Der TT verkauft sich als Coupé unter Soll und als Roadster einfach nur schlecht. 
Möglicherweise zieht Audi die Notbremse und kippt den Nachfolger. 
Wahrscheinlicher ist allerdings, dass man dem Zweisitzer für den letzten Lebenszyklus nochmal einen neuen Hut spendiert, ehe dann 2026 endgültig die Lichter ausgehen. 
Warum Audi und Porsche in diesem Segment nicht gemeinsame Sache machen? 
Weil auch der 718 alles andere ist als eine Gelddruckmaschine.

Simple translation :

The TT as a coupe and as a Roadster just sell very bad. 
Will Audi pulls the emergency brake and flips the successor. ??
More likely, however, they could equipped the two-seater with a new design for the last life cycle, before finally pull the plug in 2026.
Why does Audi and Porsche do not make it a common cause in this Segment ? , because the Porsche 718 is anything other than a money printing machine.


----------



## Mark Pred (Feb 1, 2017)

Ich denke, Sie müssen auffrischen auf Ihrem deutschen :roll: :lol:


----------



## Blade Runner (Feb 16, 2018)

Mark Pred said:


> Ich denke, Sie müssen auffrischen auf Ihrem deutschen :roll: :lol:


I agree!
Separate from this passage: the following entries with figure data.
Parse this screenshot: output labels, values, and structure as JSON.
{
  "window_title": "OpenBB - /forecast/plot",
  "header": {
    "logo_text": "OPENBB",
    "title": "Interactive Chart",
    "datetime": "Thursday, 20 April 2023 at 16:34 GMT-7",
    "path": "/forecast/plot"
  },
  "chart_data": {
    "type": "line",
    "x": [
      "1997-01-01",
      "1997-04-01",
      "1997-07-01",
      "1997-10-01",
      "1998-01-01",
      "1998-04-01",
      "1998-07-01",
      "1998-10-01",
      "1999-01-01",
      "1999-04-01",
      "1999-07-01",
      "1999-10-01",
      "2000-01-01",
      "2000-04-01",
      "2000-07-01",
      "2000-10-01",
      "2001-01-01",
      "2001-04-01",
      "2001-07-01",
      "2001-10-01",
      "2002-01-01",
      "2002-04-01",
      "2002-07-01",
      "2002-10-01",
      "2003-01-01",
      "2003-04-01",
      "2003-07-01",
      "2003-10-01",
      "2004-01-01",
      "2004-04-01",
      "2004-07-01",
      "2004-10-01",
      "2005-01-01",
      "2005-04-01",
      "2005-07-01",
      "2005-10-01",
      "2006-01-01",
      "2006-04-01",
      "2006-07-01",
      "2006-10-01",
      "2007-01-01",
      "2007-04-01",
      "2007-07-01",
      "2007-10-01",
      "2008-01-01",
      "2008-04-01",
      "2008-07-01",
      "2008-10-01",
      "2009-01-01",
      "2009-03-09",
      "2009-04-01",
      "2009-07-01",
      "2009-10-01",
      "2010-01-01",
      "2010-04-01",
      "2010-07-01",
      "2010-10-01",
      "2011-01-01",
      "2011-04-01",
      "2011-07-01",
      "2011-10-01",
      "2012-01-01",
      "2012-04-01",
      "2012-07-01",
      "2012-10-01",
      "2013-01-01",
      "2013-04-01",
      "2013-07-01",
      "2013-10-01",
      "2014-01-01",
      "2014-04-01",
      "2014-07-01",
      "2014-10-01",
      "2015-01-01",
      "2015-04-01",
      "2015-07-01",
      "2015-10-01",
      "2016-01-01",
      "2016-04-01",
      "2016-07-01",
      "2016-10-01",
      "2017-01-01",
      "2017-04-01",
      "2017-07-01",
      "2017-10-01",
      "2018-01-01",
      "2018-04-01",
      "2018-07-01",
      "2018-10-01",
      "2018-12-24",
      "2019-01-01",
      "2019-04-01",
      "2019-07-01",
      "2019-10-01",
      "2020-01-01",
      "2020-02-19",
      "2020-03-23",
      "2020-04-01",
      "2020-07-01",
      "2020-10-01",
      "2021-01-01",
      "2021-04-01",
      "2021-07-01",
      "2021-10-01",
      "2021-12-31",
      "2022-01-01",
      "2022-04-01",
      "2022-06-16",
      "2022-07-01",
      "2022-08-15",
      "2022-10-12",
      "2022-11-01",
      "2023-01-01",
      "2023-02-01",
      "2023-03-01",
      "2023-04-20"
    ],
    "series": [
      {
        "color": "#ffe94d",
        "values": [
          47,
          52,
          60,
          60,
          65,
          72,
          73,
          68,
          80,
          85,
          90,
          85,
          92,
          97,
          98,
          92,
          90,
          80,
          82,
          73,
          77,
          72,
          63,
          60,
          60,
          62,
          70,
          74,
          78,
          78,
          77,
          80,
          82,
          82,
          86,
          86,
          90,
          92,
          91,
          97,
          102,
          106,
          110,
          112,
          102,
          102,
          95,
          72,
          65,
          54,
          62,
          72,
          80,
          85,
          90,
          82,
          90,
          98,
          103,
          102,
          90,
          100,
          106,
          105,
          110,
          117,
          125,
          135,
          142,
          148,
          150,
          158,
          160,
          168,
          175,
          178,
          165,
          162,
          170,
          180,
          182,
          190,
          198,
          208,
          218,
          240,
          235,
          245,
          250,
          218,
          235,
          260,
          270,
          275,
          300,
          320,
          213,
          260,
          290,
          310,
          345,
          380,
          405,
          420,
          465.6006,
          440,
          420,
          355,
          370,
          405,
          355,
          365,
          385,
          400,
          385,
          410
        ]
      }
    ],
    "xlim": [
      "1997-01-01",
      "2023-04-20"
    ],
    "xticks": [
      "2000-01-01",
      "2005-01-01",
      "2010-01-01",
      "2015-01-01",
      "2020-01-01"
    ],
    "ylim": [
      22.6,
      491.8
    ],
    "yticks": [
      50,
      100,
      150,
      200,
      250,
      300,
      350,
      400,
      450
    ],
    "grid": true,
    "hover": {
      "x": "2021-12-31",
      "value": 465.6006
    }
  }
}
This is a better translation, which changes the meaning in a few places:

_The TT coupe sells under target, but the roadster is just bad.
Maybe Audi should pull the emergency brake (i.e. plug) and tilts (??) the successor.
More likely, however, is that the two-seater for the last life cycle will get a new hat (version?) before finally being terminated in 2026. Why don't Audi and Porsche work together in this segment?
Because even the 718 is nothing but a money printing machine._

Sounds like a load of hot air and not clear where it came from (certainly not from Audi!) ...


----------



## Hoggy (May 8, 2002)

Hi, TT or it's successor will be electric hybrid at least by then. Probably all electric.  [smiley=argue.gif] 
Hoggy.


----------



## MClaine55 (Feb 16, 2018)

Rather like the sharp angles of the bumper and nifty vents. Wonder if the facelift will have this?


----------



## KSixTT6 (Nov 13, 2017)

Looks like the New Mazda MX5 RF :?


----------



## jhoneyman (Aug 8, 2012)

Looking more and more like the front end of every new Seat on the road  Damn sharp angles!


----------



## The Pretender (May 16, 2015)

Mark Pred said:


> Ich denke, Sie müssen auffrischen auf Ihrem deutschen :roll: :lol:


Spend less then 2 minutes, next time i will not bother at all.


----------



## The Pretender (May 16, 2015)

Hoggy said:


> Hi, TT or it's successor will be electric hybrid at least by then. Probably all electric.  [smiley=argue.gif]
> Hoggy.


Just pin it on the 2 motor MEB platform, and maybe it would sell.


----------



## MClaine55 (Feb 16, 2018)

Ah yes, sharp angles. Clarkson described the MKIII as a machine gun in a dress. That pic has even more sharp angles, so the curved appeal of previous models is even further away which might mean even fewer flight attendants owning one and driving to Gatwick and a trip abroad for light s** with the co-pilot. Less Bauhaus too.

Sorry, Clarkson is a bit marmite, but his review of the MKIII still makes me smile,, hence the play on some of his words.


----------



## Toshiba (Jul 8, 2004)

Its clear the "shape" has nothing to do with "flight attendant" or "hair dresser" ownership comments.
The origins of those comments are clear and well understood, a car with a small underpowered engines which are show not go.


----------



## tt3600 (Apr 8, 2006)

Porsche 718 a money printing machine? Not in the UK they are even rarer than the TT.


----------



## The Pretender (May 16, 2015)

tt3600 said:


> Porsche 718 a money printing machine? Not in the UK they are even rarer than the TT.


Far from it, i even wonder if they brake even with it.


----------



## TheBlueStingray (Jun 9, 2015)

The Pretender said:


> tt3600 said:
> 
> 
> > Porsche 718 a money printing machine? Not in the UK they are even rarer than the TT.
> ...


The last - supposed to be better - translation is wrong. 
The original translation was actually correct. 
"Weil auch der 718 alles andere ist als eine Gelddruckmaschine."
"Because the Porsche 718 (also) is anything other than a money printing machine."


----------